30 Thirdly, the absence of evidence from Bendigo Bank on the application to reopen is not, to my mind, a significant matter. Senior counsel informed the Court, frankly, that he accepted responsibility for what had occurred. The circumstances to which he referred are matters which were self-evidently within his knowledge and were consistent with the course of the hearing on 24 February. There is no reason why the Court should not accept senior counsel's explanation. Counsel for Mr and Mrs Mouglalis did not contend to the contrary, even though maintaining the submission that the Court did not have evidence in support of the application to reopen. As I pointed out during the hearing, it should go without saying that the Court can proceed on the basis that senior counsel would not knowingly mislead the Court.
31 I agree with counsel for Mr and Mrs Mouglalis that the manner in which the solicitors for Bendigo Bank went about seeking the reopening was irregular.
32 A party is not entitled as of right to provide supplementary submissions once judgment has been reserved. At best, a party may seek leave to do so (which Bendigo Bank's solicitors did in this case) but any such application should be made only after the attitude of the other parties has been sought and obtained. The decision of the Court of Appeal in New South Wales in Bale v Mills [2011] NSWCA 226; (2011) 81 NSWLR 498 contains a convenient statement of the relevant principle:
[57] … It is useful, however, to remind the parties (and through the publication of these reasons the profession and public generally) of the correct position that has been stated, over and over again, by the courts. The High Court, intermediate courts of appeal and other courts have deprecated in strong terms the filing of material after an appeal without, or outside, any leave given: … .
[58] Notwithstanding these clear statements the practice still occurs. That the practice still occurs notwithstanding the regular statements of the courts that it should not is no reason not to continue to state clearly to the profession and the public the correct position.
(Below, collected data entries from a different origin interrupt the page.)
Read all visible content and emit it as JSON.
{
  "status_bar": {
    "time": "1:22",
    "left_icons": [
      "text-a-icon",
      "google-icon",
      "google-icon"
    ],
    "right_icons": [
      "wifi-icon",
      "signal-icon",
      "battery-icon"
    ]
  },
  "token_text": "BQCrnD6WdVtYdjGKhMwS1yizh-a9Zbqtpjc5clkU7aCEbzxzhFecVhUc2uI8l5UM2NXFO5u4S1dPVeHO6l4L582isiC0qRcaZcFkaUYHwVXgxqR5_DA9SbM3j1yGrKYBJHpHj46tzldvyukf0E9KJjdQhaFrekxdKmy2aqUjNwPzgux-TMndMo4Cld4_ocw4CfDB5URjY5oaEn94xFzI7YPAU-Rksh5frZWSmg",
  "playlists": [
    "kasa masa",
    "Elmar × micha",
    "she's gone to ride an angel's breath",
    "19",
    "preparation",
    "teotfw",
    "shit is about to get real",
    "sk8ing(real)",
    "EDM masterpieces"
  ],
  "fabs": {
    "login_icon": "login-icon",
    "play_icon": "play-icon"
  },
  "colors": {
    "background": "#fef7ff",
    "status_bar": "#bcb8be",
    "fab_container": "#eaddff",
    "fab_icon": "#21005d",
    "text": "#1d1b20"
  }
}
[59] Not only have the parties and their legal representatives no right (whether they agree among themselves to do it or not) to place before the court without prior leave further material after an appeal has been heard, it is wrong. It undermines and derogates from the principle of the open administration of justice. The practice is not legitimated by sending the material and in that material seeking leave. The proper course (unless prior leave, statute or court rule permits otherwise) is for the proceedings to be relisted so that an application to enlarge the record can be made and determined in open court: … .
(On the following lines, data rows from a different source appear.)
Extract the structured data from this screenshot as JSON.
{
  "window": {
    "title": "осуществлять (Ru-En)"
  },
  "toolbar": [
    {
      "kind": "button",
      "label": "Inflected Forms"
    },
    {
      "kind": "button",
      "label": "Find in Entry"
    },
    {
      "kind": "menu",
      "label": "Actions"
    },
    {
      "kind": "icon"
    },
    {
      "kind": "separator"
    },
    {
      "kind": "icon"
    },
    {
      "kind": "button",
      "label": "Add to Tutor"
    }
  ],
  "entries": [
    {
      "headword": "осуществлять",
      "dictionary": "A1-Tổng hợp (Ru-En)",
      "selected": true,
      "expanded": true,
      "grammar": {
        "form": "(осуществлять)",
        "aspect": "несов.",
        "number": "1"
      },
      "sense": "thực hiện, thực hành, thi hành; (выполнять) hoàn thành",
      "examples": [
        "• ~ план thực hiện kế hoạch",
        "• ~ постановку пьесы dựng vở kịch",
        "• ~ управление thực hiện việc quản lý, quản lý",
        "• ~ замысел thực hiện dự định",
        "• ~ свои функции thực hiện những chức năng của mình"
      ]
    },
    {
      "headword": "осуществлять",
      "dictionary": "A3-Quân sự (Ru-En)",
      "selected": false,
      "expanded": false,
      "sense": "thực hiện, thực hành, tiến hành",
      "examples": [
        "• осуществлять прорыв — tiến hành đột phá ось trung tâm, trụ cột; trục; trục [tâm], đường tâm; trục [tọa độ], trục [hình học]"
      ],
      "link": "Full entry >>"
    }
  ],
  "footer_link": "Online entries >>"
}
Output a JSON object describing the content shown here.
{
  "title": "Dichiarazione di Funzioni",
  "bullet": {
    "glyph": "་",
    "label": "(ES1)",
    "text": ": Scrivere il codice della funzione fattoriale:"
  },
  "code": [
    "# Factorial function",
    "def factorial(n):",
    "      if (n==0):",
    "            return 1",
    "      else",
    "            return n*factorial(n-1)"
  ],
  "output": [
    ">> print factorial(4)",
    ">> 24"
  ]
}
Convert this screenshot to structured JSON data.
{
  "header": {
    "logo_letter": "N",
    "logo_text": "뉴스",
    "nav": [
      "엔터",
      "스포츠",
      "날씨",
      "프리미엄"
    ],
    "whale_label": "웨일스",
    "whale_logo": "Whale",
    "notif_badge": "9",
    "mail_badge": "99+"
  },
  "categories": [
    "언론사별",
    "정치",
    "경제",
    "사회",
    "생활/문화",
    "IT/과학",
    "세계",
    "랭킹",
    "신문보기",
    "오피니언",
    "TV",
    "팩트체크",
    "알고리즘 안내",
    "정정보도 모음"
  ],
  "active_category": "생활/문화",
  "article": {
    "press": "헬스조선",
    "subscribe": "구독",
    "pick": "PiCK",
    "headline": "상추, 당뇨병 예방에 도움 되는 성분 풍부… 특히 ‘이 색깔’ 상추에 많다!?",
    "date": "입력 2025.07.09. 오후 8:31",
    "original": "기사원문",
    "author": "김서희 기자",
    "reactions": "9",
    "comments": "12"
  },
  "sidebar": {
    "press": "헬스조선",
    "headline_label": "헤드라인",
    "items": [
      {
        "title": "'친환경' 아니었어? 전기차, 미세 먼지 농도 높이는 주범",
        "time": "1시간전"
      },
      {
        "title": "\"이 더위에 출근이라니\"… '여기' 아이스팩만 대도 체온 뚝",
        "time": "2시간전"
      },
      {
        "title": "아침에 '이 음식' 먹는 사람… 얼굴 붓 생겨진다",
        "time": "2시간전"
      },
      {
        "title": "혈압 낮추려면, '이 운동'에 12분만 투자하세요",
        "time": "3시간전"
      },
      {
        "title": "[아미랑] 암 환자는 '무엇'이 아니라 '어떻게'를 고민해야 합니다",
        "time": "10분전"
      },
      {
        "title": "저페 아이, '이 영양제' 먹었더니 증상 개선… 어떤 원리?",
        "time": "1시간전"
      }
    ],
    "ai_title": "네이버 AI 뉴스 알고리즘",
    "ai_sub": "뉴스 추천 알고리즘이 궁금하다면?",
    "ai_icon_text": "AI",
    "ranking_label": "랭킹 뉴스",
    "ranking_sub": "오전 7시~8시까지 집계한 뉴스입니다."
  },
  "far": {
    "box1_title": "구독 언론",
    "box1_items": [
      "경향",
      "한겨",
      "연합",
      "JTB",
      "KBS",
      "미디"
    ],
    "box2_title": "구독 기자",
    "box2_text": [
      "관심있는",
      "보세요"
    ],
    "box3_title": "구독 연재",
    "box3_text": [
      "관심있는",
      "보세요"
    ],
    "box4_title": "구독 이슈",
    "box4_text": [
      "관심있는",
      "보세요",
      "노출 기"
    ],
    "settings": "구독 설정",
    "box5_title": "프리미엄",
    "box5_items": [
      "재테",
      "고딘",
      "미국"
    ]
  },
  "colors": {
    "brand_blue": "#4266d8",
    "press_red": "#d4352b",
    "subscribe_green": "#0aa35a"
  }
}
[60] The appeal is not an occasion merely for a discussion of the issues so that the parties can go away to marshall and develop their ideas further, bearing in mind the discussion with the court. It is the time and place when and where argument, and sometimes decision, occurs. Once the appeal is reserved, the parties' rights to argument and to be heard have been exhausted.
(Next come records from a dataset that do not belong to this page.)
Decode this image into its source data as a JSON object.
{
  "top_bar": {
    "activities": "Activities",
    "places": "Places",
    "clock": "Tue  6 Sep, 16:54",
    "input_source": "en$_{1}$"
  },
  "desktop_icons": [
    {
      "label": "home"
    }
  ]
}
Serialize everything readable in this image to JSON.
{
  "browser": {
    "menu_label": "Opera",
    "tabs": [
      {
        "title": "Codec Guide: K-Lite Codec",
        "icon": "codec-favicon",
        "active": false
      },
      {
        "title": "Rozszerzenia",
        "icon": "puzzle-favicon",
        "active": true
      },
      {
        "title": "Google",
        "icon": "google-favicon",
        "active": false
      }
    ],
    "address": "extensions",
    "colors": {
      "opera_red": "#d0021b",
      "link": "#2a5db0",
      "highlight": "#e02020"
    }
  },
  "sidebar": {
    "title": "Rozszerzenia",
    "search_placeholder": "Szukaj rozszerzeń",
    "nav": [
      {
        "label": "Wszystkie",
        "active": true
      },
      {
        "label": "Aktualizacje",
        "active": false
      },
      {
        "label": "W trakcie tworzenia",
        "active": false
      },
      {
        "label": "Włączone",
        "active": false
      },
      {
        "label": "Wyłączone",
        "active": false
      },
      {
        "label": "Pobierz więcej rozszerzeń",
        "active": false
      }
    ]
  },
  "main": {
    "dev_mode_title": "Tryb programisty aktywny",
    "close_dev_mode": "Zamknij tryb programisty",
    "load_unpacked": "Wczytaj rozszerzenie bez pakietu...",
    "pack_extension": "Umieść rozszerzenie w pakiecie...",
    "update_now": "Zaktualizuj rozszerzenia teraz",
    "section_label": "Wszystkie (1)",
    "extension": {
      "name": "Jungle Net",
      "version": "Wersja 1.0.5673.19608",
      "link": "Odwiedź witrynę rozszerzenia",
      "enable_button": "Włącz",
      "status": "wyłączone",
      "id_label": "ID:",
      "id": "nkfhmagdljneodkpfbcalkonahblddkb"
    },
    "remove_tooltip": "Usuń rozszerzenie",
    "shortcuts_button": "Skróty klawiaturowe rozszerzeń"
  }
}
[61] The consequence of this is not only that sending submissions to the court is wrong, but also the court may (and generally will) ignore what has been sent.
(Citations omitted)
33 However, this is not a case in which Bendigo Bank seeks to rely upon a supplementary written submission. The Court has held a further hearing and both parties have had the opportunity to address the matters in open court.
34 Counsel for Mr and Mrs Mouglalis did not suggest that, if a reopening was allowed, they would suffer any prejudice over and above that which could be cured by an order for costs.
35 For these reasons, I grant Bendigo Bank leave to reopen the matter for the purpose of making further submissions and now turn to the substantive matters agitated by the parties on the reopening.